How to use s3fs filesystem to save checkpoints in ray train

I want to train a simple XGBoost model in a multi-node ray cluster and save the model checkpoints to my Ceph s3 bucket (It’s not Amazon). For doing so, I need to specify access_key_id, secret_access_key, endpoint_url, and bucket_name. according to the documentation, You can add more filesystems by installing fs-spec-compatible filesystems e.g. using pip.. I don’t know where to specify the s3fs filesystem. I mean the RunConfig and CheckpointConfig do not take an argument named as filesystem.

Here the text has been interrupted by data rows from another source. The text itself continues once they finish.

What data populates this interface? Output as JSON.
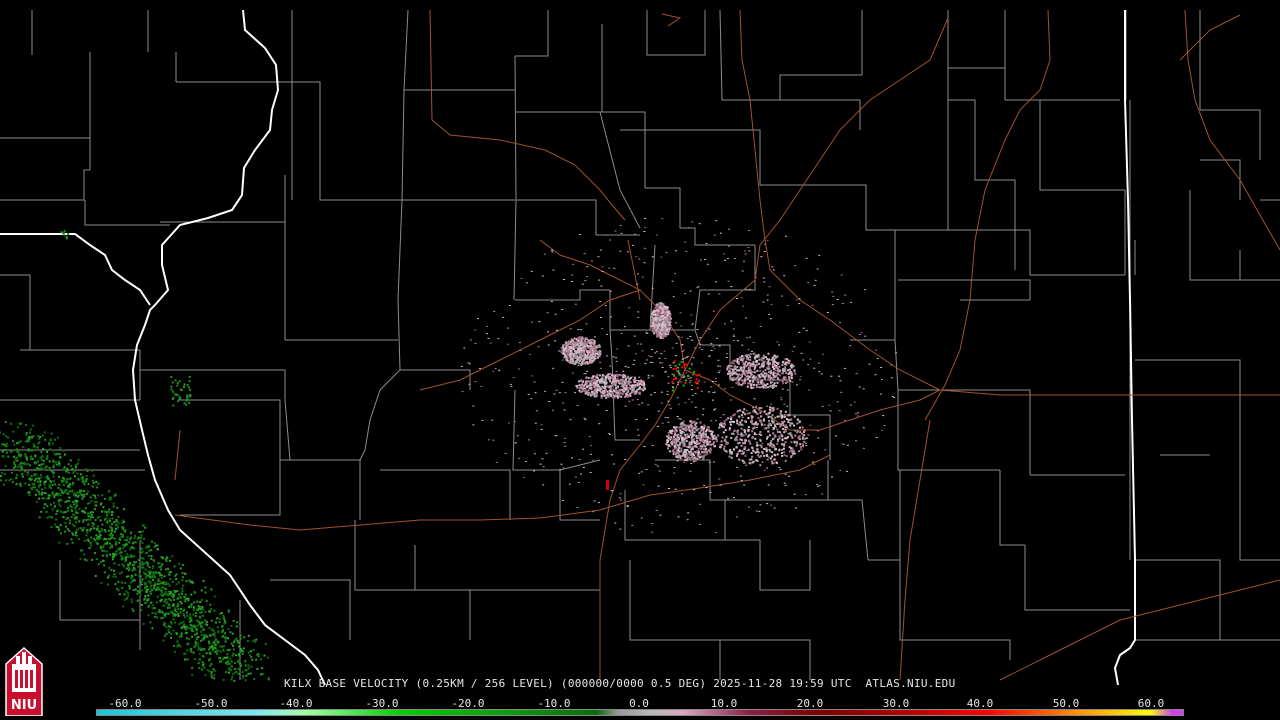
{
  "caption": {
    "text": "KILX BASE VELOCITY (0.25KM / 256 LEVEL) (000000/0000 0.5 DEG) 2025-11-28 19:59 UTC  ATLAS.NIU.EDU"
  },
  "color_scale": {
    "labels": [
      "-60.0",
      "-50.0",
      "-40.0",
      "-30.0",
      "-20.0",
      "-10.0",
      "0.0",
      "10.0",
      "20.0",
      "30.0",
      "40.0",
      "50.0",
      "60.0"
    ],
    "colors": {
      "cyan": "#19c4d8",
      "light_green": "#a6ffa6",
      "green": "#00d000",
      "dark_green": "#0b6b0b",
      "gray": "#9a9a9a",
      "pink": "#d8a8c0",
      "dark_red": "#7a0000",
      "red": "#ff0000",
      "orange": "#ff8c00",
      "yellow": "#ffff00",
      "magenta": "#d040f0"
    }
  },
  "logo": {
    "text": "NIU"
  },
  "map_colors": {
    "county_lines": "#8c8c8c",
    "state_lines": "#ffffff",
    "highways": "#a0522d",
    "inbound_velocity": "#1f8f1f",
    "outbound_velocity": "#e0a0c0"
  }
}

@milad_heidari Thanks for the question. We mention or provide a code snippet how you do that in the RunConfig in this release blog.

You specify the cloud storage in the RunConfig storage_path` key-value argument.

trainer = TransformersTrainer(
    trainer_init_per_worker=trainer_init_per_worker,
    scaling_config=ScalingConfig(num_workers=4),
    run_config=RunConfig(
        # Requirement: Use cloud storage
        # Your checkpoints will be found within "s3://your-s3-bucket/example"
        storage_path="s3://your-s3-bucket",
        name="example",
        checkpoint_config=CheckpointConfig(
            _checkpoint_keep_all_ranks=True,
            _checkpoint_upload_from_workers=True,
        ),
    )

Thanks for the response. The problem is I’m using s3 from ceph (not AWS) and I need to provide an endpoint-url as well as AWS_ACCESS_KEY_ID and AWS_SECRET_ACCESS_KEY, but the Ray doesn’t understand the endpoint-url in an environment variable format. How do I address this issue?